Huddersfield is to be the site of one of the first northern investments by packaging compliance scheme Valpak as it continues to roll out its glass recycling programme.

With more than 100 local authorities signed up for its bottle bank scheme, Valpak is receiving criticism and praise for its glass collection plans.

Next week the formal launch of the scheme takes place in Huddersfield, part of the Kirklees Borough Council area.

Glass collected from the bottle banks in Huddersfield and many other parts of the county will be used by Rexam Glass, which is thought to be a Valpak member. It is supplied by Glass Recycling (UK) of Barnsley. Other cullet users, including Rockware, will also be supplied under the Valpak scheme.

Such is the importance that Valpak attaches to its glass programme, that Valpak chairman John Gummer is to himself travel to Huddersfield on Monday to launch the banks.

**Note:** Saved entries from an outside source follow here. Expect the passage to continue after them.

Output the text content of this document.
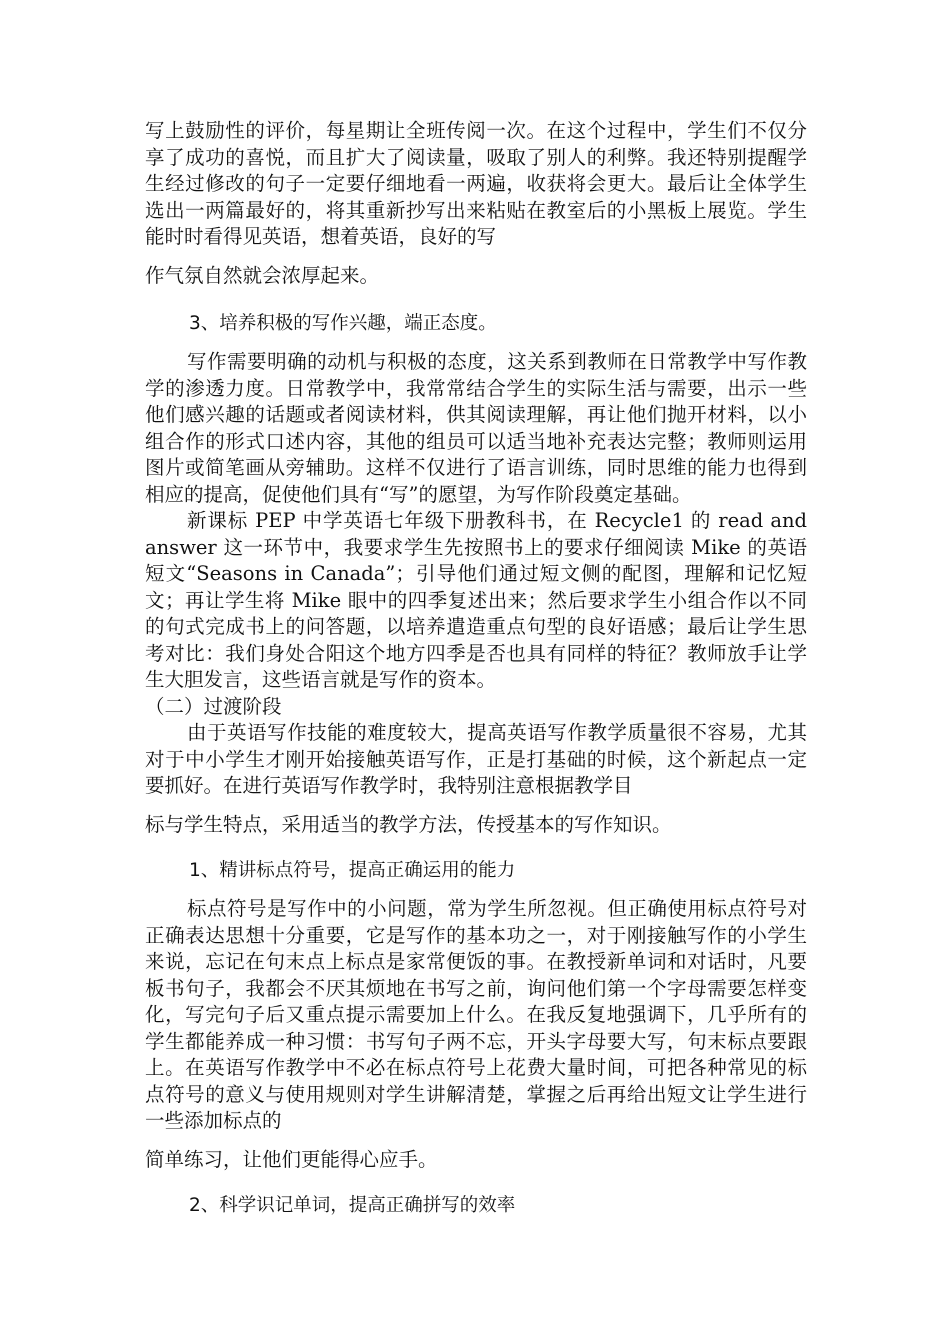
写上鼓励性的评价，每星期让全班传阅一次。在这个过程中，学生们不仅分享了成功的喜悦，而且扩大了阅读量，吸取了别人的利弊。我还特别提醒学生经过修改的句子一定要仔细地看一两遍，收获将会更大。最后让全体学生选出一两篇最好的，将其重新抄写出来粘贴在教室后的小黑板上展览。学生能时时看得见英语，想着英语，良好的写

作气氛自然就会浓厚起来。

3、培养积极的写作兴趣，端正态度。

写作需要明确的动机与积极的态度，这关系到教师在日常教学中写作教学的渗透力度。日常教学中，我常常结合学生的实际生活与需要，出示一些他们感兴趣的话题或者阅读材料，供其阅读理解，再让他们抛开材料，以小组合作的形式口述内容，其他的组员可以适当地补充表达完整；教师则运用图片或简笔画从旁辅助。这样不仅进行了语言训练，同时思维的能力也得到相应的提高，促使他们具有“写”的愿望，为写作阶段奠定基础。

新课标 PEP 中学英语七年级下册教科书，在 Recycle1 的 read and answer 这一环节中，我要求学生先按照书上的要求仔细阅读 Mike 的英语短文“Seasons in Canada”；引导他们通过短文侧的配图，理解和记忆短文；再让学生将 Mike 眼中的四季复述出来；然后要求学生小组合作以不同的句式完成书上的问答题，以培养遣造重点句型的良好语感；最后让学生思考对比：我们身处合阳这个地方四季是否也具有同样的特征？教师放手让学生大胆发言，这些语言就是写作的资本。

（二）过渡阶段

由于英语写作技能的难度较大，提高英语写作教学质量很不容易，尤其对于中小学生才刚开始接触英语写作，正是打基础的时候，这个新起点一定要抓好。在进行英语写作教学时，我特别注意根据教学目

标与学生特点，采用适当的教学方法，传授基本的写作知识。

1、精讲标点符号，提高正确运用的能力

标点符号是写作中的小问题，常为学生所忽视。但正确使用标点符号对正确表达思想十分重要，它是写作的基本功之一，对于刚接触写作的小学生来说，忘记在句末点上标点是家常便饭的事。在教授新单词和对话时，凡要板书句子，我都会不厌其烦地在书写之前，询问他们第一个字母需要怎样变化，写完句子后又重点提示需要加上什么。在我反复地强调下，几乎所有的学生都能养成一种习惯：书写句子两不忘，开头字母要大写，句末标点要跟上。在英语写作教学中不必在标点符号上花费大量时间，可把各种常见的标点符号的意义与使用规则对学生讲解清楚，掌握之后再给出短文让学生进行一些添加标点的

简单练习，让他们更能得心应手。

2、科学识记单词，提高正确拼写的效率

The glass in Huddersfield will be collected on a traditional sorted basis. However, in the London area Valpak is still planning mixed collections of material both from pubs and clubs and has written to some London boroughs about this. However, it has stepped back from introducing mixed bottle banks for the time being.

There is a view in some quarters that some London councils have failed to get their act together on glass and so the Valpak scheme is timely. Others see it more as a case that councils have been underpaid by the bottle makers over recent years for the cullet.
Some of the glass in the London area and elsewhere, and especially any mixed glass, will go to RMC for turning into secondary aggregates.

With collection costs from clubs put at about 40 a tonne and from bottlebanks at about 20 a tonne, observers say that Valpak must be expecting that PRN prices will be worth 40 or more for glass next year to cover the costs of the scheme. It is likely that a very small amount will be paid for the material by the aggregate makers.

Views in the glass industry were broad. One observer said that “colour separation needed to be maximised to ensure that the glass industry reaches maximum use of cullet”.

Another commented: “Valpak should not be seen as the enemy. They have not done it as a threat. What they have done is woken everyone in the industry up. They are our friends not our enemies.”

Other commentators said that the Valpak scheme from pubs and clubs would be well suited to the aggregates sector because of the high level of contamination likely from ceramics (cups and plates).